British manufacturing activity eased more than expected last month, although a recovery in the euro zone helped to bump up export orders at their fastest rate in nearly two and a half years.
The Chartered Institute of Purchasing and Supply/RBS Purchasing Managers' Index (PMI), which tracks the state of British manufacturing, also showed input prices rose at their fastest rate in 16 months, which, coupled with increased demand, encouraged firms to raise prices.
The main activity index eased to 53.2 in May, slightly below analysts' forecasts for a reading of 53.5, and down from April's revised 54. But that was still left the index above the 50 level separating expansion from contraction for a 10th month.
The new orders index eased slightly last month to 55.5 from 55.9, but export orders picked up markedly, helped by growing demand from strengthening euro zone economies such as Germany. Orders from Japan and the US were also strong, boosting the export orders sub-index to 54.8 in May from 52.9 in April, the highest since January 2004.

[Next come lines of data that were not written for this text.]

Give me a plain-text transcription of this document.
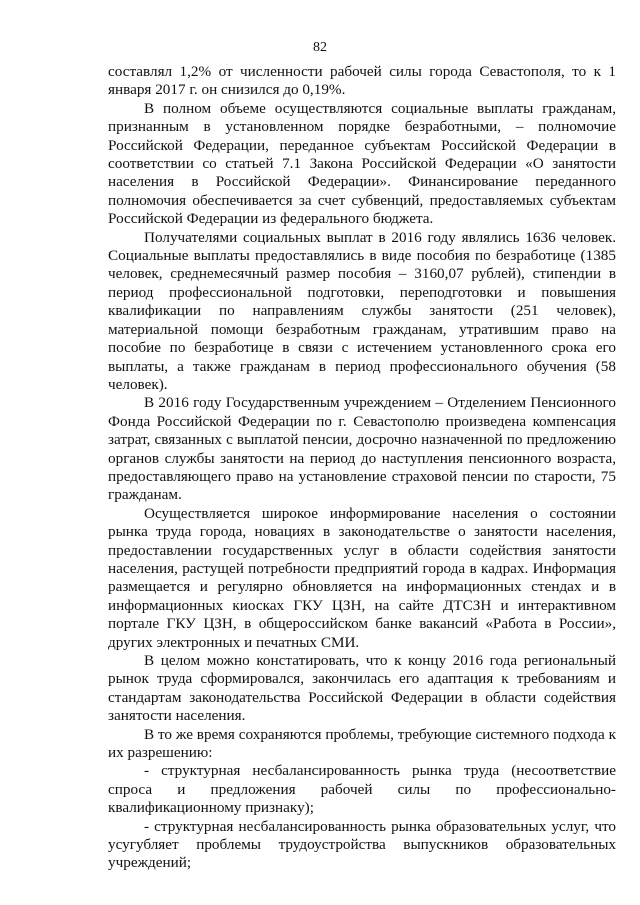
82

составлял 1,2% от численности рабочей силы города Севастополя, то к 1 января 2017 г. он снизился до 0,19%.

В полном объеме осуществляются социальные выплаты гражданам, признанным в установленном порядке безработными, – полномочие Российской Федерации, переданное субъектам Российской Федерации в соответствии со статьей 7.1 Закона Российской Федерации «О занятости населения в Российской Федерации». Финансирование переданного полномочия обеспечивается за счет субвенций, предоставляемых субъектам Российской Федерации из федерального бюджета.

Получателями социальных выплат в 2016 году являлись 1636 человек. Социальные выплаты предоставлялись в виде пособия по безработице (1385 человек, среднемесячный размер пособия – 3160,07 рублей), стипендии в период профессиональной подготовки, переподготовки и повышения квалификации по направлениям службы занятости (251 человек), материальной помощи безработным гражданам, утратившим право на пособие по безработице в связи с истечением установленного срока его выплаты, а также гражданам в период профессионального обучения (58 человек).

В 2016 году Государственным учреждением – Отделением Пенсионного Фонда Российской Федерации по г. Севастополю произведена компенсация затрат, связанных с выплатой пенсии, досрочно назначенной по предложению органов службы занятости на период до наступления пенсионного возраста, предоставляющего право на установление страховой пенсии по старости, 75 гражданам.

Осуществляется широкое информирование населения о состоянии рынка труда города, новациях в законодательстве о занятости населения, предоставлении государственных услуг в области содействия занятости населения, растущей потребности предприятий города в кадрах. Информация размещается и регулярно обновляется на информационных стендах и в информационных киосках ГКУ ЦЗН, на сайте ДТСЗН и интерактивном портале ГКУ ЦЗН, в общероссийском банке вакансий «Работа в России», других электронных и печатных СМИ.

В целом можно констатировать, что к концу 2016 года региональный рынок труда сформировался, закончилась его адаптация к требованиям и стандартам законодательства Российской Федерации в области содействия занятости населения.

В то же время сохраняются проблемы, требующие системного подхода к их разрешению:

- структурная несбалансированность рынка труда (несоответствие спроса и предложения рабочей силы по профессионально-квалификационному признаку);

- структурная несбалансированность рынка образовательных услуг, что усугубляет проблемы трудоустройства выпускников образовательных учреждений;
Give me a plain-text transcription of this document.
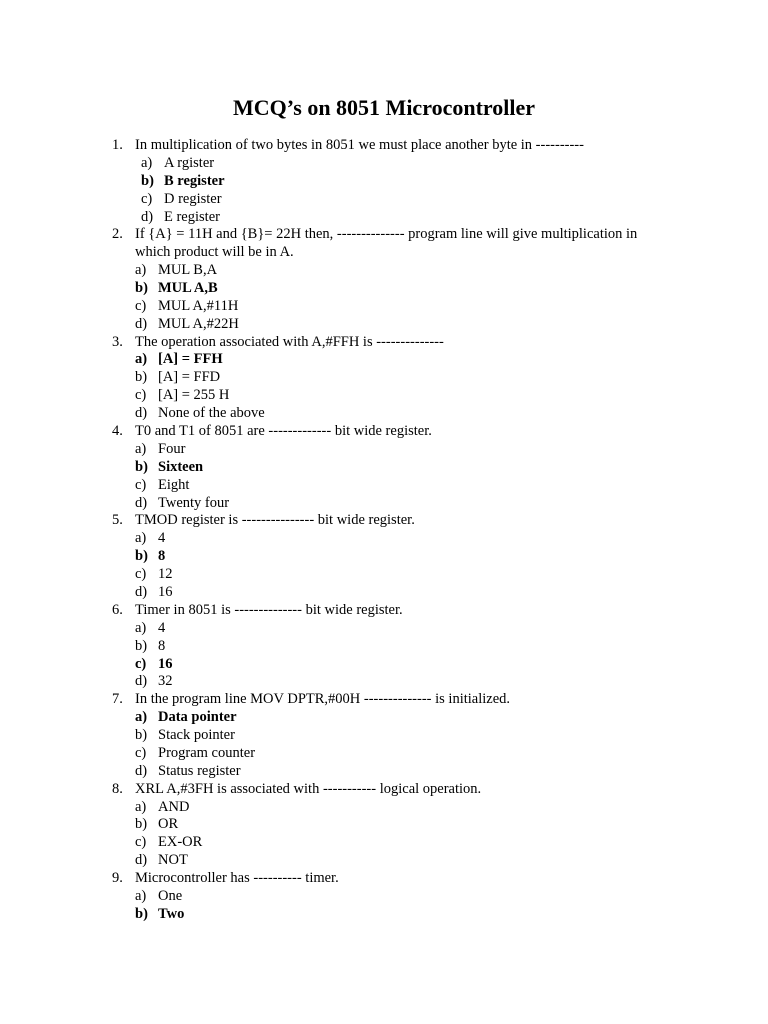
MCQ’s on 8051 Microcontroller
1. In multiplication of two bytes in 8051 we must place another byte in ----------
a) A rgister
b) B register
c) D register
d) E register
2. If {A} = 11H and {B}= 22H then, -------------- program line will give multiplication in which product will be in A.
a) MUL B,A
b) MUL A,B
c) MUL A,#11H
d) MUL A,#22H
3. The operation associated with A,#FFH is --------------
a) [A] = FFH
b) [A] = FFD
c) [A] = 255 H
d) None of the above
4. T0 and T1 of 8051 are ------------- bit wide register.
a) Four
b) Sixteen
c) Eight
d) Twenty four
5. TMOD register is --------------- bit wide register.
a) 4
b) 8
c) 12
d) 16
6. Timer in 8051 is -------------- bit wide register.
a) 4
b) 8
c) 16
d) 32
7. In the program line MOV DPTR,#00H -------------- is initialized.
a) Data pointer
b) Stack pointer
c) Program counter
d) Status register
8. XRL A,#3FH is associated with ----------- logical operation.
a) AND
b) OR
c) EX-OR
d) NOT
9. Microcontroller has ---------- timer.
a) One
b) Two
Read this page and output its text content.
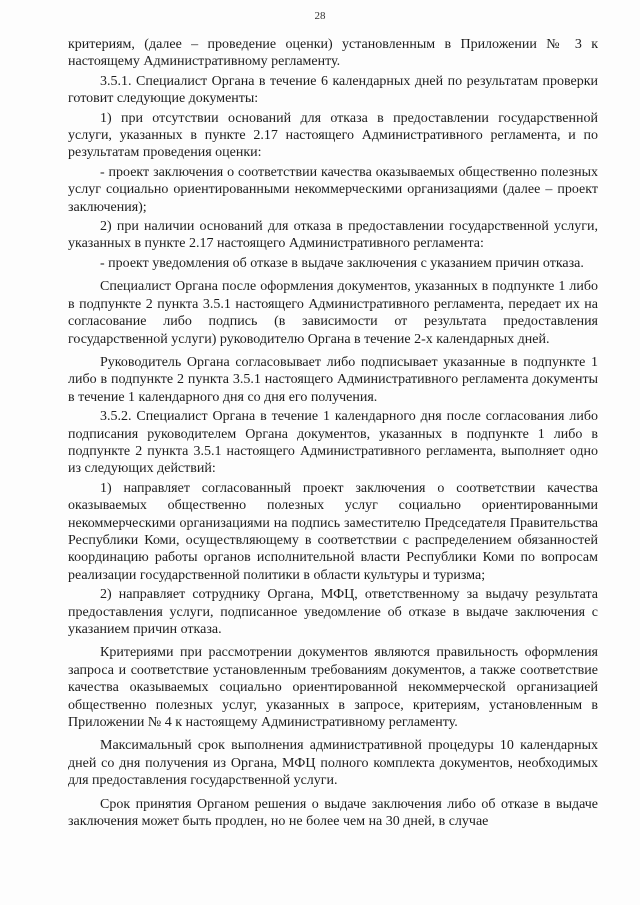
28

критериям, (далее – проведение оценки) установленным в Приложении № 3 к настоящему Административному регламенту.

3.5.1. Специалист Органа в течение 6 календарных дней по результатам проверки готовит следующие документы:

1) при отсутствии оснований для отказа в предоставлении государственной услуги, указанных в пункте 2.17 настоящего Административного регламента, и по результатам проведения оценки:

- проект заключения о соответствии качества оказываемых общественно полезных услуг социально ориентированными некоммерческими организациями (далее – проект заключения);

2) при наличии оснований для отказа в предоставлении государственной услуги, указанных в пункте 2.17 настоящего Административного регламента:

- проект уведомления об отказе в выдаче заключения с указанием причин отказа.

Специалист Органа после оформления документов, указанных в подпункте 1 либо в подпункте 2 пункта 3.5.1 настоящего Административного регламента, передает их на согласование либо подпись (в зависимости от результата предоставления государственной услуги) руководителю Органа в течение 2-х календарных дней.

Руководитель Органа согласовывает либо подписывает указанные в подпункте 1 либо в подпункте 2 пункта 3.5.1 настоящего Административного регламента документы в течение 1 календарного дня со дня его получения.

3.5.2. Специалист Органа в течение 1 календарного дня после согласования либо подписания руководителем Органа документов, указанных в подпункте 1 либо в подпункте 2 пункта 3.5.1 настоящего Административного регламента, выполняет одно из следующих действий:

1) направляет согласованный проект заключения о соответствии качества оказываемых общественно полезных услуг социально ориентированными некоммерческими организациями на подпись заместителю Председателя Правительства Республики Коми, осуществляющему в соответствии с распределением обязанностей координацию работы органов исполнительной власти Республики Коми по вопросам реализации государственной политики в области культуры и туризма;

2) направляет сотруднику Органа, МФЦ, ответственному за выдачу результата предоставления услуги, подписанное уведомление об отказе в выдаче заключения с указанием причин отказа.

Критериями при рассмотрении документов являются правильность оформления запроса и соответствие установленным требованиям документов, а также соответствие качества оказываемых социально ориентированной некоммерческой организацией общественно полезных услуг, указанных в запросе, критериям, установленным в Приложении № 4 к настоящему Административному регламенту.

Максимальный срок выполнения административной процедуры 10 календарных дней со дня получения из Органа, МФЦ полного комплекта документов, необходимых для предоставления государственной услуги.

Срок принятия Органом решения о выдаче заключения либо об отказе в выдаче заключения может быть продлен, но не более чем на 30 дней, в случае
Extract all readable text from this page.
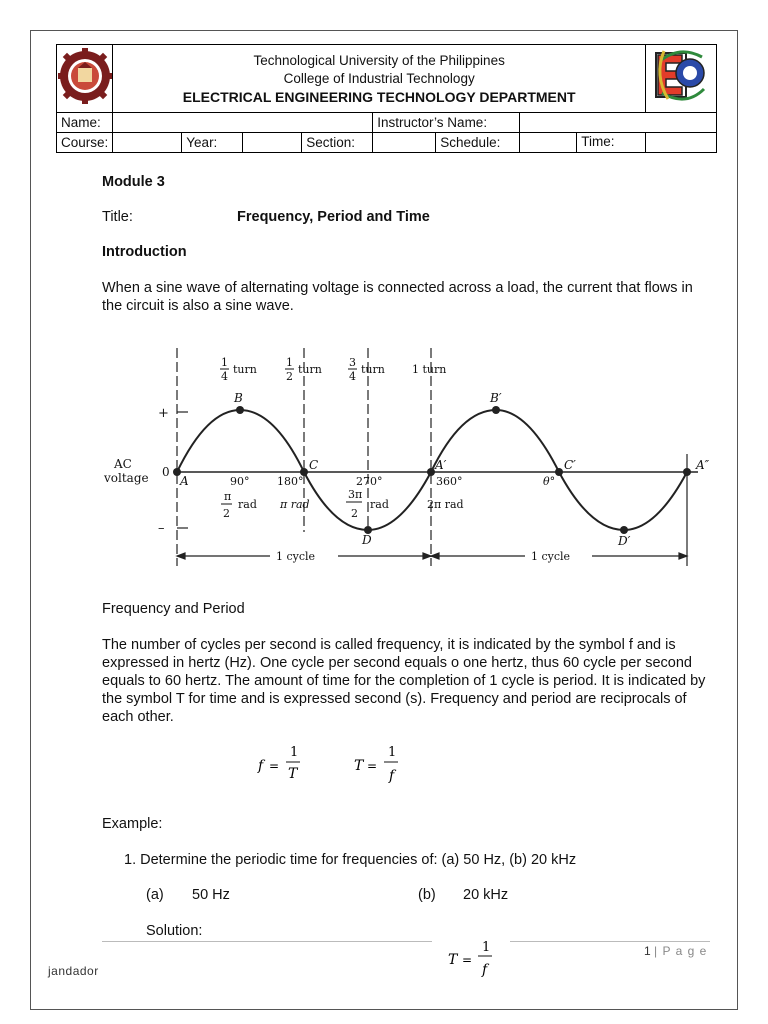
Technological University of the Philippines
College of Industrial Technology
ELECTRICAL ENGINEERING TECHNOLOGY DEPARTMENT

Name:					Instructor’s Name:			
Course:		Year:		Section:		Schedule:	Time:	

Module 3
Title:	Frequency, Period and Time
Introduction
When a sine wave of alternating voltage is connected across a load, the current that flows in the circuit is also a sine wave.
1
4
turn
1
2
turn
3
4
turn 1 turn
+
–
0
AC
voltage	A
B
C
D
A′
B′
C′
D′
A″
90°	180°	270°	360°	θ°
π
2
rad π rad
3π
2
rad	2π rad
1 cycle	1 cycle
Frequency and Period
The number of cycles per second is called frequency, it is indicated by the symbol f and is expressed in hertz (Hz). One cycle per second equals o one hertz, thus 60 cycle per second equals to 60 hertz. The amount of time for the completion of 1 cycle is period. It is indicated by the symbol T for time and is expressed second (s). Frequency and period are reciprocals of each other.
f =
1
T	T =
1
f
Example:
1. Determine the periodic time for frequencies of: (a) 50 Hz, (b) 20 kHz
(a)	50 Hz	(b)	20 kHz
Solution:
T =
1
f
1 | P a g e
jandador
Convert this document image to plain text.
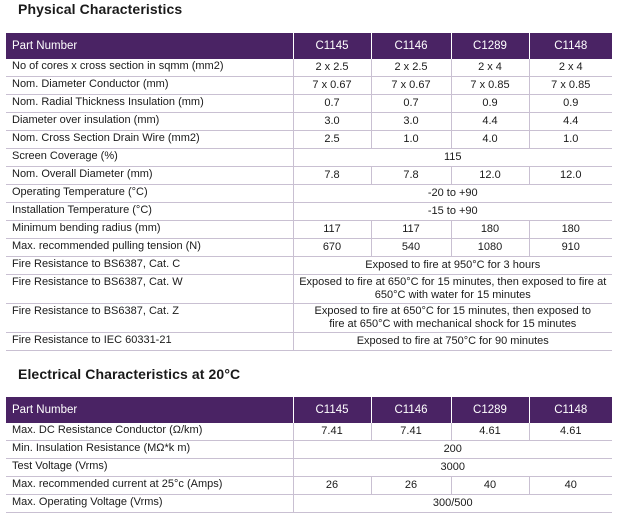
Physical Characteristics
Part Number	C1145	C1146	C1289	C1148
No of cores x cross section in sqmm (mm2)	2 x 2.5	2 x 2.5	2 x 4	2 x 4
Nom. Diameter Conductor (mm)	7 x 0.67	7 x 0.67	7 x 0.85	7 x 0.85
Nom. Radial Thickness Insulation (mm)	0.7	0.7	0.9	0.9
Diameter over insulation (mm)	3.0	3.0	4.4	4.4
Nom. Cross Section Drain Wire (mm2)	2.5	1.0	4.0	1.0
Screen Coverage (%)	115			
Nom. Overall Diameter (mm)	7.8	7.8	12.0	12.0
Operating Temperature (°C)	-20 to +90			
Installation Temperature (°C)	-15 to +90			
Minimum bending radius (mm)	117	117	180	180
Max. recommended pulling tension (N)	670	540	1080	910
Fire Resistance to BS6387, Cat. C	Exposed to fire at 950°C for 3 hours			
Fire Resistance to BS6387, Cat. W	Exposed to fire at 650°C for 15 minutes, then exposed to fire at 650°C with water for 15 minutes			
Fire Resistance to BS6387, Cat. Z	Exposed to fire at 650°C for 15 minutes, then exposed to fire at 650°C with mechanical shock for 15 minutes			
Fire Resistance to IEC 60331-21	Exposed to fire at 750°C for 90 minutes			
Electrical Characteristics at 20°C
Part Number	C1145	C1146	C1289	C1148
Max. DC Resistance Conductor (Ω/km)	7.41	7.41	4.61	4.61
Min. Insulation Resistance (MΩ*k m)	200			
Test Voltage (Vrms)	3000			
Max. recommended current at 25°c (Amps)	26	26	40	40
Max. Operating Voltage (Vrms)	300/500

Rising energy and raw materials costs continued to propel input prices in May, with an index reading of 67.4 - the highest since January 2005 - against 64 in April.
Prices at the factory gate also rose as manufacturers tried to recoup some of those costs, with that index rising for the10th straight month in May to 53.7 from 52. April's growth in staffing levels was reversed in May, with the employment index slipping back below the no-change mark to 49.1.